China Now World’s Sixth Largest Economy
China on Tuesday raised its estimate of the output of the world’s fastest-expanding major economy by a sixth, a revision that leaves growth better balanced but may increase pressure on Beijing to let the yuan rise faster.
The new estimate, based on a vast nationwide census, hoists China above Italy into sixth place in the world economic rankings of 2004 output, measured in dollars at market exchange rates.
What’s more, based on exchange rate movements and relative growth rates in 2005, economists calculate that China by now has risen to fourth place, ahead of France and Britain, and behind only the United States, Japan and Germany.
The National Bureau of Statistics (NBS) said the revision reflected better information on the services sector and on private firms, unearthed during a year-long survey for which the government mobilized 13 million data-gathers — one in every 100 Chinese.
For investors, the bigger economic pie means some ratios that had looked worryingly high, such as investment or bad loans as a share of GDP, now look more sustainable.
“The revised statistics show that China’s economic structure is more reasonable and healthy than the previous figures showed,” Li Deshui, the head of the statistics office, told reporters.
The NBS now estimates that GDP in 2004 totaled 15.99 trillion yuan, 16.8 percent more than its previous estimate.
Using the end-2004 exchange rate of 8.276 yuan per dollar, that comes to $1.93 trillion, compared with $1.67 trillion for Italy, according to World Bank figures.
Fast-growing service industries such as telecommunications, retailing and real estate accounted for 93 percent of the revision and boosted the service sector’s share of economic output in 2004 to 40.7 percent from 31.9 percent.
Industry’s hitherto outsized share of GDP dropped to 46.2 percent from 52.9 percent, while the share taken by farming and fisheries shrank to 13.1 percent from 15.2 percent.
The changes mean China will need to lean less on ever-faster industrial output, and the ever-rising demand for energy and raw materials it entails, to sustain the 9 percent-plus GDP growth rates of the past three years.
“Given that the size of the services sector is much bigger than initially estimated, the sustainability of growth in China is much better than many people thought,” said Frank Gong, chief economist at JPMorgan Chase in Hong Kong.
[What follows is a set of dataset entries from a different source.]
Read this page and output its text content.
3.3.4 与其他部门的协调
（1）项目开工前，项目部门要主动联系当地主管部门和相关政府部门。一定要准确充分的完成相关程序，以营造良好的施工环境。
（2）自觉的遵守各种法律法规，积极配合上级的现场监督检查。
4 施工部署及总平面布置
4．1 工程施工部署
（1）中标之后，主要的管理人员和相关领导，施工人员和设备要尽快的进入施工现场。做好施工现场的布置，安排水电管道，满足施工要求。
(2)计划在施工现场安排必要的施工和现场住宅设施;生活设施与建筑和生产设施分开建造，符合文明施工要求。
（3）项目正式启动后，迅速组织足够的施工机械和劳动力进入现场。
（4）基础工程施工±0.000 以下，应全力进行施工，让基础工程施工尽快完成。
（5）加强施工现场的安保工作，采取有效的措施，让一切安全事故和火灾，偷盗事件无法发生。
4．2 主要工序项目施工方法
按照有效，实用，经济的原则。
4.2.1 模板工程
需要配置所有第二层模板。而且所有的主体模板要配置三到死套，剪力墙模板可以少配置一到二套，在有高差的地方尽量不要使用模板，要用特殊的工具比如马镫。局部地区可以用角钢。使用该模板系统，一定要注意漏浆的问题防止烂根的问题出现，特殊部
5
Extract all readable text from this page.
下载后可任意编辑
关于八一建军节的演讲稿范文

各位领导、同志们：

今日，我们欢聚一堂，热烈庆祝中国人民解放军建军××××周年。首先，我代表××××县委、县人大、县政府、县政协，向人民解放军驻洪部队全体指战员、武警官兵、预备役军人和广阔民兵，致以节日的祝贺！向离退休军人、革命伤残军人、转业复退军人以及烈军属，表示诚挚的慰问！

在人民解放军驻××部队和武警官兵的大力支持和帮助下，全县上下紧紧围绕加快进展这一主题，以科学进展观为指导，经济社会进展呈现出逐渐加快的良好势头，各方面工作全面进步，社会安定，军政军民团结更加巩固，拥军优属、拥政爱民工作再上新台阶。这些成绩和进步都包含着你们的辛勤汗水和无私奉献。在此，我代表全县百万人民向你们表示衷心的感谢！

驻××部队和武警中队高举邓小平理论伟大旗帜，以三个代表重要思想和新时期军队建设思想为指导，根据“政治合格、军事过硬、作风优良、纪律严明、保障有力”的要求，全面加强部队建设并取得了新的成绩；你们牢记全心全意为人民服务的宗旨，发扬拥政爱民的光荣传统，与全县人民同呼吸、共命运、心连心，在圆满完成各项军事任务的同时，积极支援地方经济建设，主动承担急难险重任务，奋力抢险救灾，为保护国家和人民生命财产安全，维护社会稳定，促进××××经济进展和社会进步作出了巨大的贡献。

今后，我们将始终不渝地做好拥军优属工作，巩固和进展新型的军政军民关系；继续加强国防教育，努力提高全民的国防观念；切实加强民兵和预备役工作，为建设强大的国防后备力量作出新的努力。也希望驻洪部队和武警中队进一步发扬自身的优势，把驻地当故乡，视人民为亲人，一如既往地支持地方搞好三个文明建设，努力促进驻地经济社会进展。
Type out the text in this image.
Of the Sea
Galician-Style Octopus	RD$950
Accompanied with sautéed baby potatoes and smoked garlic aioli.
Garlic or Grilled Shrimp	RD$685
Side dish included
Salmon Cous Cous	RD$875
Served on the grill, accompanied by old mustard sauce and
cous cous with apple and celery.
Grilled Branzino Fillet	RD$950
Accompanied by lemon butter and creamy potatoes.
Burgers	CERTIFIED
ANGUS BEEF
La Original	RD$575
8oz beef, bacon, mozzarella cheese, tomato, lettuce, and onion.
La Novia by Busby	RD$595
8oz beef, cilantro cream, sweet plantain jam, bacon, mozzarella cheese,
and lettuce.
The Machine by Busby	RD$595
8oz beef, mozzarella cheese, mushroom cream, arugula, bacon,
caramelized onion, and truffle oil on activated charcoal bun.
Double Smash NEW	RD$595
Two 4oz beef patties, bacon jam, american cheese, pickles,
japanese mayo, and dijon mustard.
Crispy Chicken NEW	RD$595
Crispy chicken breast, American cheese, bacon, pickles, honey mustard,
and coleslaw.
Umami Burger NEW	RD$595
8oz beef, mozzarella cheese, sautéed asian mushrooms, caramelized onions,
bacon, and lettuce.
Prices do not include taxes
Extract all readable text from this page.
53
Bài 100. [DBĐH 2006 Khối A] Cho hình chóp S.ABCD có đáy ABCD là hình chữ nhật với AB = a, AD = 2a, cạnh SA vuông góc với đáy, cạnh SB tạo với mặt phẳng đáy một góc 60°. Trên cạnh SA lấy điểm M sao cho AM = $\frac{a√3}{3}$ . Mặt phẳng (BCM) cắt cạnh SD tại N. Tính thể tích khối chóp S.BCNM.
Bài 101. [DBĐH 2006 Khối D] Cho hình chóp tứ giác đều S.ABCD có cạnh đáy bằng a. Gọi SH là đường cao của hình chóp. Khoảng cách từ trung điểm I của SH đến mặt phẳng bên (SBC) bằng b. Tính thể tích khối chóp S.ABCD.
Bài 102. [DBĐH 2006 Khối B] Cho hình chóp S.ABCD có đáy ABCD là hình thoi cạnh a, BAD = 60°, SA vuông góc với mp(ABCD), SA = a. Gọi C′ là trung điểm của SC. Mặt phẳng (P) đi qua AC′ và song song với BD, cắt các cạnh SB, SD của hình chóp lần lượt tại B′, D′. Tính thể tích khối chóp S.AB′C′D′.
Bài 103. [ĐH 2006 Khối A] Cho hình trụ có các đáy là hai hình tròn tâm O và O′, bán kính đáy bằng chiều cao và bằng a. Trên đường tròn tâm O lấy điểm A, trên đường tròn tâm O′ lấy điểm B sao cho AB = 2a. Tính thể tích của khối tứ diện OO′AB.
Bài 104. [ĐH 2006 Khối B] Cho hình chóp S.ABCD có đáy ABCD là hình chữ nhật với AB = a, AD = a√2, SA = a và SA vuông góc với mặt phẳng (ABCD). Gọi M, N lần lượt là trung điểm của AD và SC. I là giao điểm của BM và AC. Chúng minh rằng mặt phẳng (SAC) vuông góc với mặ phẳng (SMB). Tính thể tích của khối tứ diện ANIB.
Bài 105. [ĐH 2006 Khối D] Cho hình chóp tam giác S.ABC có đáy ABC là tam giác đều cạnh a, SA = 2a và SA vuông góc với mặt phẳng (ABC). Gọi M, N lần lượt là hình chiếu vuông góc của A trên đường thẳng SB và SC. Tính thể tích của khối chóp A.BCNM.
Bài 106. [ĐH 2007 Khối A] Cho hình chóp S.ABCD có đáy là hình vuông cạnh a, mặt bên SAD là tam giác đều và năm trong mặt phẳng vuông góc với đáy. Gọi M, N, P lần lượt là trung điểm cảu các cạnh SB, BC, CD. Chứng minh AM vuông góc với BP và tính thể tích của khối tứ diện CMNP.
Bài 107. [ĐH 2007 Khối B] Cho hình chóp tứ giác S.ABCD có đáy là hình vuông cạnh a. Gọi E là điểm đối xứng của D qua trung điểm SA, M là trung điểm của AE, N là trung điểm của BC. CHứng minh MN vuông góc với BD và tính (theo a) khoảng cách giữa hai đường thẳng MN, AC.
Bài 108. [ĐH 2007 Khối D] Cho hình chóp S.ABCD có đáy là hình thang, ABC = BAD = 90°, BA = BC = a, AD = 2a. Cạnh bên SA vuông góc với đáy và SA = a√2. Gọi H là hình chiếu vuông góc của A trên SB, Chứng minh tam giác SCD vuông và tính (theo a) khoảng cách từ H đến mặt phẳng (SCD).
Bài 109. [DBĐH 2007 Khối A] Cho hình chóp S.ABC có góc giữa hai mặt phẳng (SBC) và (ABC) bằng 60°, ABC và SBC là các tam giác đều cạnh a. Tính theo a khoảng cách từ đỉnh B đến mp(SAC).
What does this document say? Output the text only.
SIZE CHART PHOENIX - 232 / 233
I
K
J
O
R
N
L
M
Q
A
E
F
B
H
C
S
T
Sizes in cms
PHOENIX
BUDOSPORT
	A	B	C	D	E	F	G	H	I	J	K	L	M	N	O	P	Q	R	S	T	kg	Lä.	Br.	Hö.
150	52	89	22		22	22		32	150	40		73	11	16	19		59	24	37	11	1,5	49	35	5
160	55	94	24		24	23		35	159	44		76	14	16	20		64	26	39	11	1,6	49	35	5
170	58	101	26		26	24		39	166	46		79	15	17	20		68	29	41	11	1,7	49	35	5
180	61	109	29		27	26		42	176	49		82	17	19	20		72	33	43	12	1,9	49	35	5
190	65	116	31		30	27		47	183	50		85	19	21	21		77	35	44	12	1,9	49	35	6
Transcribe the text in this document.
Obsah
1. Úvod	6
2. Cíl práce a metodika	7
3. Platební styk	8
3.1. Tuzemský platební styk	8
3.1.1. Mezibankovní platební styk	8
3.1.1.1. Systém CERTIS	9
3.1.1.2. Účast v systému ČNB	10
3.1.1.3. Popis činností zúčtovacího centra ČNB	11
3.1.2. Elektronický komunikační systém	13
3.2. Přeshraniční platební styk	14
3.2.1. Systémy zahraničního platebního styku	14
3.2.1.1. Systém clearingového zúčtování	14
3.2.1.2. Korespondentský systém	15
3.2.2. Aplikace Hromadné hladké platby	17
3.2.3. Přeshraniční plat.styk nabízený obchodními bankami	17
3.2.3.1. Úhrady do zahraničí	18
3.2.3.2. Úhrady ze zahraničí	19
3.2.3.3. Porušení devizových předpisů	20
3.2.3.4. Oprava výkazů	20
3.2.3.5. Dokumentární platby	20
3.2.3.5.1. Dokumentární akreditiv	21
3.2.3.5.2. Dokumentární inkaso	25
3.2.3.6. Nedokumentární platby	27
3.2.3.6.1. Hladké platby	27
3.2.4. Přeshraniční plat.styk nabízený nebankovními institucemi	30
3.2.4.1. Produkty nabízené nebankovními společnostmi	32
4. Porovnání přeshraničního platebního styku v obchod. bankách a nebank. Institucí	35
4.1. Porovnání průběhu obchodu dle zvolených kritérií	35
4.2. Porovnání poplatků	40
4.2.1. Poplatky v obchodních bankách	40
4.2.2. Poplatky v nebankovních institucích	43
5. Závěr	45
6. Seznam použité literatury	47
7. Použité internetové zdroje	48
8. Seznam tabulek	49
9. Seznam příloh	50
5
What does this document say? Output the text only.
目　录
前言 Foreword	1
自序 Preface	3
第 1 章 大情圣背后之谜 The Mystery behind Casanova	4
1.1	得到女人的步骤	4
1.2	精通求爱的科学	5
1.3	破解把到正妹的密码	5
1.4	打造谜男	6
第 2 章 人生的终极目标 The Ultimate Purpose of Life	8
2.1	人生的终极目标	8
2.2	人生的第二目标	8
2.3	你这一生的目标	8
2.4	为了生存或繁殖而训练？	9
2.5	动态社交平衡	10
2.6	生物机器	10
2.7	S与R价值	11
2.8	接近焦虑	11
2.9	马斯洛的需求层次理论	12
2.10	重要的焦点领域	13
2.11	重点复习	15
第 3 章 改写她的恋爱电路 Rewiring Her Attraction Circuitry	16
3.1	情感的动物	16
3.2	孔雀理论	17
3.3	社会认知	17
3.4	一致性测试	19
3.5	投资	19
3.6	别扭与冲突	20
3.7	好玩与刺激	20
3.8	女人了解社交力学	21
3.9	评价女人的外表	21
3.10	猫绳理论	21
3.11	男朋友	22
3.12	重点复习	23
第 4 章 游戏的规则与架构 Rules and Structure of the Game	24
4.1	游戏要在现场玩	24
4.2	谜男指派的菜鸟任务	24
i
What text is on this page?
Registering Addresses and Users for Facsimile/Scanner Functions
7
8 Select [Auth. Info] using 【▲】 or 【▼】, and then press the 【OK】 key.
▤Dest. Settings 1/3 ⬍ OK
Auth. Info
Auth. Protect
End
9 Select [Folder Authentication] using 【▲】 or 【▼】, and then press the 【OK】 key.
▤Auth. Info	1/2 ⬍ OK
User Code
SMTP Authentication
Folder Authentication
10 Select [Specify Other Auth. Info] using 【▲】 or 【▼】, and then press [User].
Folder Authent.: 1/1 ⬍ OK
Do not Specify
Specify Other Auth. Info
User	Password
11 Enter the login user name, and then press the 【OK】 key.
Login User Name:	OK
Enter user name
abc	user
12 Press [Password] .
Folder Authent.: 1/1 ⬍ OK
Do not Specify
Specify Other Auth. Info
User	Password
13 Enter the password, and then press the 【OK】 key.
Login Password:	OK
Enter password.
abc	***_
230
Because policy makers now know that growth is less reliant on export-orientated industries, they could be more relaxed about letting the yuan rise, which would favor consumption and services growth, Gong said.
“It will ease further some of the concerns within China on a strong yuan,” he said.
Jim Walker with brokers CLSA in Hong Kong said the fact that China is now almost certainly the fourth-biggest economy could raise hackles in Washington, where U.S. Senator Charles Schumer is threatening to reintroduce a bill that would impose a 27.5 percent tariff on Chinese imports unless the yuan is revalued.
“This gives him much much more ammunition,” Walker said.
Big revisions to GDP are not uncommon, even among countries with sophisticated data-gathering systems.
Misha Belkindas with the World Bank’s development data group said Indonesia revised up its GDP 17 percent in 2004, Italy by more than 17 percent in 1987 and Norway by 11 percent in 1995.
Still, Jun Ma with Deutsche Bank in Hong Kong agreed that a larger GDP could lead to more foreign pressure on China to act as “a more responsible” large nation by letting the yuan rise.
Since it was revalued by 2.1 percent in July and depegged from the dollar, the yuan has risen just a further 0.49 percent against the U.S. currency.
The share of Chinese exports in GDP has now fallen to 29 percent from 34 percent, so the revisions could ease policy maker concerns that a rapid rise in the yuan, also known as the renminbi, would sap growth and increase unemployment, Ma said.
“This suggests that further flexibility of the renminbi may not be viewed as dangerous as before in terms of its impact on the overall economy,” he said.